The rumor mill has the latest on the long-running saga about whether the administration will nominate Harvard Law professor and TARP watchdog Elizabeth Warren to head her brainchild consumer-protection agency since it was created by the Dodd-Frank financial-regulation bill. Apparently, the White House was considering appointing her the "interim" director of the agency during its initial shakedown period before nominating her -- or another candidate -- to undergo Senate confirmation and head the agency permanently.
The White House denied that the plan is under consideration, but that simply suggests they have already discarded the option. Appointing Warren as an interim director is a poor plan both substantively and strategically: On policy, she's right for the job, so the president should appoint her and keep her there. Politically, no one will be fooled by appointing her interim director, and the president will still face conservative objections. Should he remove her after that, it would be a major symbolic defeat, and if he thinks he can win the fight, why not have it now -- before the election?

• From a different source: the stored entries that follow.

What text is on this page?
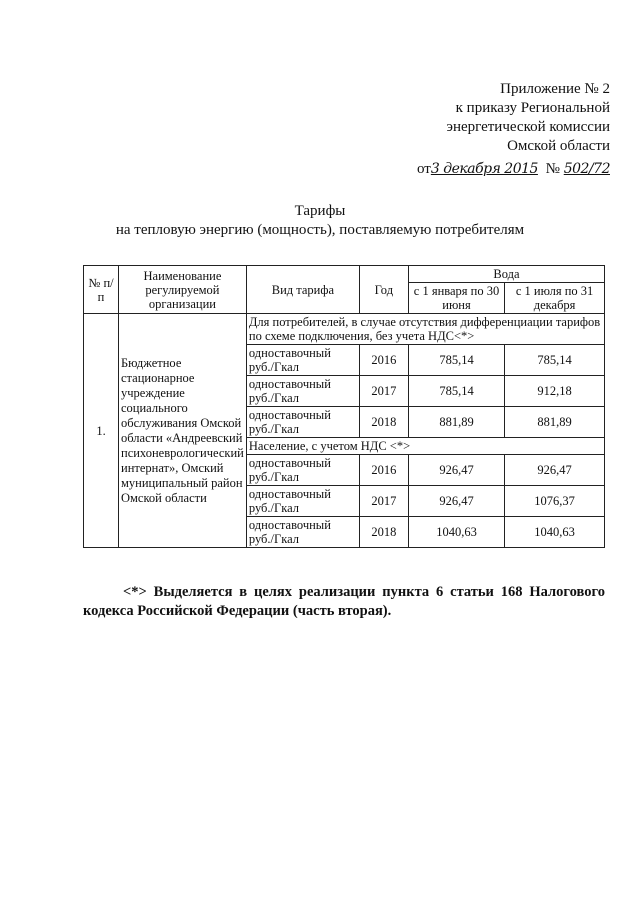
Приложение № 2
к приказу Региональной
энергетической комиссии
Омской области
от3 декабря 2015 № 502/72
Тарифы
на тепловую энергию (мощность), поставляемую потребителям
№ п/п	Наименование регулируемой организации	Вид тарифа	Год	Вода	
				с 1 января по 30 июня	с 1 июля по 31 декабря
1.	Бюджетное стационарное учреждение социального обслуживания Омской области «Андреевский психоневрологический интернат», Омский муниципальный район Омской области	Для потребителей, в случае отсутствия дифференциации тарифов по схеме подключения, без учета НДС<*>			
		одноставочный руб./Гкал	2016	785,14	785,14
		одноставочный руб./Гкал	2017	785,14	912,18
		одноставочный руб./Гкал	2018	881,89	881,89
		Население, с учетом НДС <*>			
		одноставочный руб./Гкал	2016	926,47	926,47
		одноставочный руб./Гкал	2017	926,47	1076,37
		одноставочный руб./Гкал	2018	1040,63	1040,63
<*> Выделяется в целях реализации пункта 6 статьи 168 Налогового кодекса Российской Федерации (часть вторая).
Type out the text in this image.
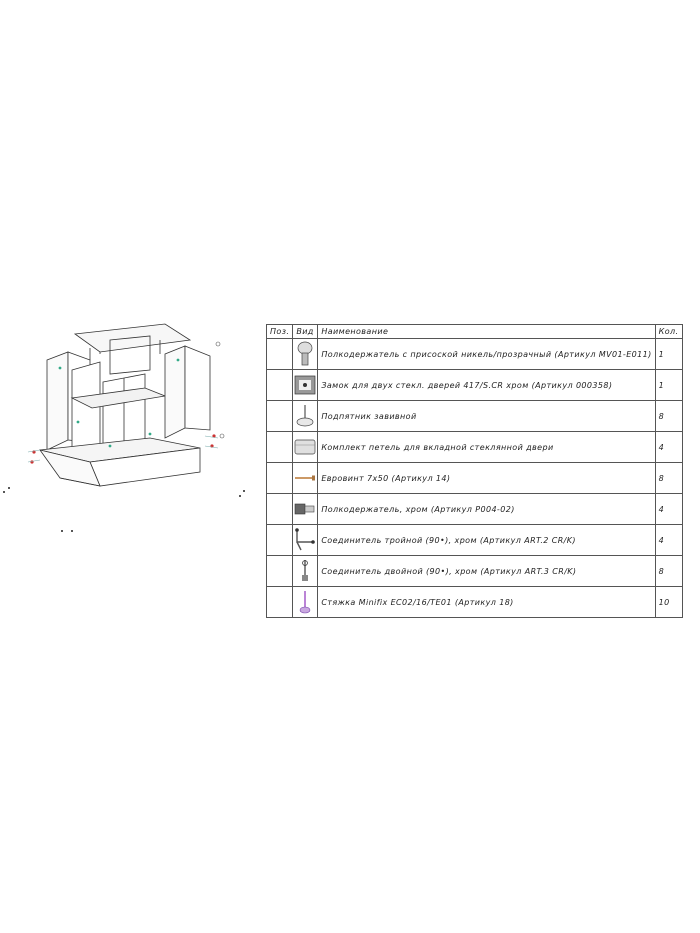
Поз.	Вид	Наименование	Кол.

	Полкодержатель с присоской никель/прозрачный (Артикул MV01-E011)	1

	Замок для двух стекл. дверей 417/S.CR хром (Артикул 000358)	1

	Подпятник завивной	8

	Комплект петель для вкладной стеклянной двери	4

	Евровинт 7х50 (Артикул 14)	8

	Полкодержатель, хром (Артикул P004-02)	4

	Соединитель тройной (90•), хром (Артикул ART.2 CR/K)	4

	Соединитель двойной (90•), хром (Артикул ART.3 CR/K)	8

	Стяжка Minifix EC02/16/TE01 (Артикул 18)	10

The more likely calculus is that the administration will appoint her or not, and the impression I come away with is that the appointment is still the most probable outcome. There is some sign of that in the president's comments at his recent press conference praising her and casting her critics as part of partisan Republican opposition. The Consumer Financial Protection Bureau has always been the president's greatest interest in the financial overhaul; of the few times he personally intervened in the legislative process, it was often to defend the CFPB. It's hard to think he'd work so hard to create the new agency and then fail to appoint its prime mover.